Verifique pneus e manutenção
Pneus com pressão abaixo da recomendada aumentam a resistência ao rolamento. O motor precisa trabalhar mais para movimentar o veículo e, consequentemente, consome mais combustível.
Filtros, óleo, alinhamento e outros itens de manutenção também influenciam a eficiência. A referência correta deve ser sempre o manual do automóvel.

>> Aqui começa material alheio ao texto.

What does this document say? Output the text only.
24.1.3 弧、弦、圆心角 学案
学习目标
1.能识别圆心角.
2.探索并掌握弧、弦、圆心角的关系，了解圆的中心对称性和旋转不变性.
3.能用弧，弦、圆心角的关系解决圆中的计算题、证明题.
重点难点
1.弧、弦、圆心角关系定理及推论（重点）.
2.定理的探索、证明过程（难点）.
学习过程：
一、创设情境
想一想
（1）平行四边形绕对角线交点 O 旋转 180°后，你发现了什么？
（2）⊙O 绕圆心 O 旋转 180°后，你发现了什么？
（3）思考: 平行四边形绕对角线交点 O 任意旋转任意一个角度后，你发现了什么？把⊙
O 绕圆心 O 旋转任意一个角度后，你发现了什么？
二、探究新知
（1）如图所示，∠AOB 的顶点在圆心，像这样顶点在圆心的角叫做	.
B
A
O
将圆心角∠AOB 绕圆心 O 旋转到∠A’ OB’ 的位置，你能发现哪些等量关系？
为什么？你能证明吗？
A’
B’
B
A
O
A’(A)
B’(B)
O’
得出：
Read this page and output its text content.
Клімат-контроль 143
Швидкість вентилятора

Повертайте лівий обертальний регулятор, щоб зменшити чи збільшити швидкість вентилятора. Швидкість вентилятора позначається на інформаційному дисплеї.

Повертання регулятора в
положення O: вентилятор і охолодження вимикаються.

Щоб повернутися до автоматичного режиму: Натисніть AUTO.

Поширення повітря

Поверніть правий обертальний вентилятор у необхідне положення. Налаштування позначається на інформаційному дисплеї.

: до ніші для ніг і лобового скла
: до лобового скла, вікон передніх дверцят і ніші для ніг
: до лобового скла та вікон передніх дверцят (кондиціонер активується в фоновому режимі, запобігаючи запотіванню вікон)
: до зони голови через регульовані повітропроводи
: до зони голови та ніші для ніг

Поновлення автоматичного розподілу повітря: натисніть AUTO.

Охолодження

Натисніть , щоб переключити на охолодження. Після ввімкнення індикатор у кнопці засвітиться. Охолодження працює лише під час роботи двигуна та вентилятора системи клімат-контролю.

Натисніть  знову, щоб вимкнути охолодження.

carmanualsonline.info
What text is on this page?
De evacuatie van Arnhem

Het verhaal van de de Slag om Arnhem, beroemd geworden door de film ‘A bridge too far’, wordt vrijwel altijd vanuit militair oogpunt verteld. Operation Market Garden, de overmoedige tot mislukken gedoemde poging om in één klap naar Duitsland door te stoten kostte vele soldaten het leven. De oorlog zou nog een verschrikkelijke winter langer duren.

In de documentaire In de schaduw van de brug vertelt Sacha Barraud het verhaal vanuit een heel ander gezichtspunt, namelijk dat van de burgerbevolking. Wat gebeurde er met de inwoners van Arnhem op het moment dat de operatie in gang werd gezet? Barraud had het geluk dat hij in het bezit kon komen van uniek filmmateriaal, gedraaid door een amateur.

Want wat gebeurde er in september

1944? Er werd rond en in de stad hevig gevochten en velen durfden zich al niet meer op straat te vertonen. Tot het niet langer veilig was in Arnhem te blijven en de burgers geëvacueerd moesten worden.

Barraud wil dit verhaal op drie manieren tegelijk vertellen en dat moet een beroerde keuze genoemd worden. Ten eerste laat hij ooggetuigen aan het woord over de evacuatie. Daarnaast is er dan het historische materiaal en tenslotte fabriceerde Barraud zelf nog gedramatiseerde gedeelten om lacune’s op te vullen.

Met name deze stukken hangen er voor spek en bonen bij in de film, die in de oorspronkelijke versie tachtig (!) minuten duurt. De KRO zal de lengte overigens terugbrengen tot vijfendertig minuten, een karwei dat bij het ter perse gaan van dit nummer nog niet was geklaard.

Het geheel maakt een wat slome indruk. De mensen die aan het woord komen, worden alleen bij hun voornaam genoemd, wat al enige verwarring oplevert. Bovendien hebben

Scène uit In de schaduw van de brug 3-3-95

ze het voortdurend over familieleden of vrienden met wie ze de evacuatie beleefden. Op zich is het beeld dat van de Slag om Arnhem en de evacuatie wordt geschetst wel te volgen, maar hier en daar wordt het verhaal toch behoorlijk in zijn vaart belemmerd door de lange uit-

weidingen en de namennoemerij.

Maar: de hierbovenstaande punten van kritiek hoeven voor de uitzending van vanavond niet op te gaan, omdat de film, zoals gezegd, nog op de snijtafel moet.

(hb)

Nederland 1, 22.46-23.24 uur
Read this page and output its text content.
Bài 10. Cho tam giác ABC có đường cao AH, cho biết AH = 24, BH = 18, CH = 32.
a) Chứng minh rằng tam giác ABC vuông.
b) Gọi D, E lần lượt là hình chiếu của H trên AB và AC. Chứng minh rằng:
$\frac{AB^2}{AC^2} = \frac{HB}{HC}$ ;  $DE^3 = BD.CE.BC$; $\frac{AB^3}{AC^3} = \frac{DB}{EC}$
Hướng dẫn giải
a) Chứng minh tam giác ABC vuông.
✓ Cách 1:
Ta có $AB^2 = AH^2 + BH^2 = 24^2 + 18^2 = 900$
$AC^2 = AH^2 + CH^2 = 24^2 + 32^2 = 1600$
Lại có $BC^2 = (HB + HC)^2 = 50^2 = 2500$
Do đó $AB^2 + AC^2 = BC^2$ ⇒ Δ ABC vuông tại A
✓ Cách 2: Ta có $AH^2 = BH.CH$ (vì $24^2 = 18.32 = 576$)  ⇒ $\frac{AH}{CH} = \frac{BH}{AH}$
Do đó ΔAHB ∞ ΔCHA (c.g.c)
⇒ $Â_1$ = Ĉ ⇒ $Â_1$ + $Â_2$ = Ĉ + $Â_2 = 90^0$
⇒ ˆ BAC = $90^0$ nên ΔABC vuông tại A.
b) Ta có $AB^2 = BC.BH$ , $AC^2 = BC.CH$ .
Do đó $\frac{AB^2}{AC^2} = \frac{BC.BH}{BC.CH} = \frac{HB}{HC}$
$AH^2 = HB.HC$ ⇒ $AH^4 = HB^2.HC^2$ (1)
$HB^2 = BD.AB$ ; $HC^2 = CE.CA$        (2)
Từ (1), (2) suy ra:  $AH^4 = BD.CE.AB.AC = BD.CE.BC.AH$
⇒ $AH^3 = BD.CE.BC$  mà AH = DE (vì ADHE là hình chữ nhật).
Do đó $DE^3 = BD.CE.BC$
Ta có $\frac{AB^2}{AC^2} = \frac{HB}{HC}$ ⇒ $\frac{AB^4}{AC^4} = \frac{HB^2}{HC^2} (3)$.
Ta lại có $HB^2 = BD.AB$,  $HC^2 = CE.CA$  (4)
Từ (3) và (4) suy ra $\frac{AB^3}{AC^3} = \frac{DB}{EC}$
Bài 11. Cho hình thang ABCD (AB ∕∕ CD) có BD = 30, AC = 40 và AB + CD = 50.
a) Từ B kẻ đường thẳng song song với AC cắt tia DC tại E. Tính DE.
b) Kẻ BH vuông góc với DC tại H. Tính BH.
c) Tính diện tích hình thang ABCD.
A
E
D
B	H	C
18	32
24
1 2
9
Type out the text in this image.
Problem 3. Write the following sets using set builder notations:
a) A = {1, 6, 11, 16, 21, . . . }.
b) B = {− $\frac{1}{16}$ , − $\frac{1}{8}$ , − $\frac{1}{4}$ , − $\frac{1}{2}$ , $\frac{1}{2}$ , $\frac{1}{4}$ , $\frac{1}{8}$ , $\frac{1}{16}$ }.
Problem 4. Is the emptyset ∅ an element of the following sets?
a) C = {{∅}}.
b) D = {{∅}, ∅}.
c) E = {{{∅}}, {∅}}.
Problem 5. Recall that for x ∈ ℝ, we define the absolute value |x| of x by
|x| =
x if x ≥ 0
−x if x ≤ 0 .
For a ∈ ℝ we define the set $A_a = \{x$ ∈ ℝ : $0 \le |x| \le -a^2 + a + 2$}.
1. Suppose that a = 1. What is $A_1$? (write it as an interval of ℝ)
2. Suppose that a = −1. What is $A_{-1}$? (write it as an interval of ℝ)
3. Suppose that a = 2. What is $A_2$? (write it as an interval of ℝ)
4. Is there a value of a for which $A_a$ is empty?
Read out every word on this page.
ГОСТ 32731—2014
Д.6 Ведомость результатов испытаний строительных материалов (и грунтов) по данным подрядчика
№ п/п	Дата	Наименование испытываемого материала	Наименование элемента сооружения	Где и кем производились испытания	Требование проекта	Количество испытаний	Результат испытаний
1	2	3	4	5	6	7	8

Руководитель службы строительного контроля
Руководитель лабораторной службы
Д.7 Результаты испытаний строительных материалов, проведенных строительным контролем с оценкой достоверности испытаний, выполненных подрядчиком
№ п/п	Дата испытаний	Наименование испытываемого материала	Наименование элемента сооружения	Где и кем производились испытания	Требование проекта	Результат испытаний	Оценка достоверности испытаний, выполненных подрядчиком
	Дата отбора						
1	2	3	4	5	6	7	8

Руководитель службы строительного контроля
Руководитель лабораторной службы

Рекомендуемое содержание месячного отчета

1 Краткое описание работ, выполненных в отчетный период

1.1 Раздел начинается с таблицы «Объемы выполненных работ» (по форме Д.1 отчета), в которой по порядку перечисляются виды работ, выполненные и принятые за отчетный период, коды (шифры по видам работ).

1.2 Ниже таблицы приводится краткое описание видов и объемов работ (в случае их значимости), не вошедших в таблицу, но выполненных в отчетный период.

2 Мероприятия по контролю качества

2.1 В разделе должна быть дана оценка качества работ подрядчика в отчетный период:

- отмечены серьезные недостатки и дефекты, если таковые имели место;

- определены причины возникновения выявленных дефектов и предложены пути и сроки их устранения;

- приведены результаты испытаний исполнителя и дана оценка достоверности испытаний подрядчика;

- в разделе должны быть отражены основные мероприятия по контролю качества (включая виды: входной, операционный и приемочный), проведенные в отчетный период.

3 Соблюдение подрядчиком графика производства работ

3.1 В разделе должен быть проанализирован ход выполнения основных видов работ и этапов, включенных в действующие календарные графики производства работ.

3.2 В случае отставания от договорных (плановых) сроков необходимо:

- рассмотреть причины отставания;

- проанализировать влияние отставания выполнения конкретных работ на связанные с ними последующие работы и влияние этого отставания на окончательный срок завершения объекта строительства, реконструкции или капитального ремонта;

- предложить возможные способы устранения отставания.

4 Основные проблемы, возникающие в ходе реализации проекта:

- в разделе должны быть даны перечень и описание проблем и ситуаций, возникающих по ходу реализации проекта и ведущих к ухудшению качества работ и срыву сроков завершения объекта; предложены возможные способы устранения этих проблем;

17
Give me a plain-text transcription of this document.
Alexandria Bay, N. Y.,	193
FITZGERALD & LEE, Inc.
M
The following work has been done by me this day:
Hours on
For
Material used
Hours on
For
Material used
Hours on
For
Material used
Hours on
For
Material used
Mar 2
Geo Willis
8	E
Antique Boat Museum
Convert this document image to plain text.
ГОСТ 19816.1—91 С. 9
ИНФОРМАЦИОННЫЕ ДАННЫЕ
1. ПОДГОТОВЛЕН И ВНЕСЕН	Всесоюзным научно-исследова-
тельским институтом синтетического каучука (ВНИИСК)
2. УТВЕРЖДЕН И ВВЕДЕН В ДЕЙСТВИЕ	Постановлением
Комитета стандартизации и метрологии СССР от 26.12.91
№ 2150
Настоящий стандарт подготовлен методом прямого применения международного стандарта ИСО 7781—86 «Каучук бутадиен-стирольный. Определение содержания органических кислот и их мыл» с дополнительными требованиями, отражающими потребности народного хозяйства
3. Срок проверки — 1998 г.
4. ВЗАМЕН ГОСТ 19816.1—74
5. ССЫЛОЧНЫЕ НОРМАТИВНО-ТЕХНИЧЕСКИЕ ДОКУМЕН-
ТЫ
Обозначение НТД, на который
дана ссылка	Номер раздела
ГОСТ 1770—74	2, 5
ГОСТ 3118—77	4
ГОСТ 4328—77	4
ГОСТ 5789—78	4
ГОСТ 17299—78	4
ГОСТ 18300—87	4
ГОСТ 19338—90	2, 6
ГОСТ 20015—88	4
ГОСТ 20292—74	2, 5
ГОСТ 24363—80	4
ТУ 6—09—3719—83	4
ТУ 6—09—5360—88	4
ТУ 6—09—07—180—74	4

Reorganize os deslocamentos
Reunir várias tarefas em uma única saída pode gerar uma economia relevante. Compartilhar o veículo com colegas, utilizar transporte público quando disponível e evitar horários de congestionamento também ajudam.
Para quem depende diariamente do automóvel, vale calcular o consumo mensal real. Anotar a quilometragem e os litros abastecidos permite identificar mudanças no comportamento do veículo e planejar melhor as despesas.
O gasóleo pode continuar subindo?
A trajetória dependerá principalmente das cotações internacionais, do funcionamento das refinarias, da procura europeia, do câmbio e das decisões tributárias do governo português.
Uma redução do preço do petróleo não garante queda imediata nas bombas. Existe um intervalo até que as alterações sejam incorporadas pela cadeia de importação, refino, distribuição e venda.
Da mesma forma, os postos não praticam necessariamente o mesmo preço. A DGEG divulga médias, enquanto cada estabelecimento define seu valor comercial dentro das regras do mercado.
Para as famílias, o mais prudente é evitar elaborar o orçamento contando com uma queda rápida. Enquanto o mercado permanecer instável, o combustível deve ser tratado como uma despesa sujeita a oscilações relevantes.
O que o consumidor deve observar agora?
O novo recorde do gasóleo mostra que o impacto não se limita a alguns centavos por litro. Quando o consumo mensal é colocado na ponta do lápis, o combustível pode absorver quase 10% do rendimento médio usado na comparação.
O primeiro passo é consultar os preços praticados na região e calcular o consumo real do veículo. Em seguida, o motorista pode avaliar quais deslocamentos são indispensáveis e onde existe espaço para economizar.
Também será necessário acompanhar as próximas atualizações do ISP e das cotações internacionais. Se a alta continuar por várias semanas, os efeitos poderão chegar com mais força ao transporte, aos serviços e aos preços de produtos consumidos pelas famílias.
Perguntas frequentes

Quanto custa o litro do gasóleo em Portugal?
O preço médio do gasóleo simples já supera 2,13 euros por litro, mas varia conforme a região e o posto. O portal da DGEG permite consultar os valores atualizados.
Quanto uma pessoa gasta com 60 litros de gasóleo?
Considerando o litro a 2,13 euros, o gasto é de 127,80 euros. Com o litro a 2,15 euros, a despesa chega a 129 euros.
Por que o gasóleo está mais caro do que a gasolina?
Gasóleo e gasolina possuem mercados diferentes. Oferta limitada nas refinarias, procura pelo diesel e queda sazonal no consumo de gasolina podem fazer o gasóleo ficar mais caro.
O que é o ISP cobrado nos combustíveis?
ISP é o Imposto sobre os Produtos Petrolíferos e Energéticos. O governo pode ajustar temporariamente esse tributo para ampliar ou reduzir o impacto das cotações internacionais.
O aumento do gasóleo pode elevar outros preços?
Sim. Como o combustível é utilizado no transporte de mercadorias, na agricultura e em serviços, uma alta prolongada pode aumentar custos e contribuir para reajustes ao consumidor.
Onde consultar os preços dos combustíveis em Portugal?
A consulta pode ser feita no portal oficial de preços da DGEG. A ferramenta permite filtrar os postos por localização, marca e tipo de combustível.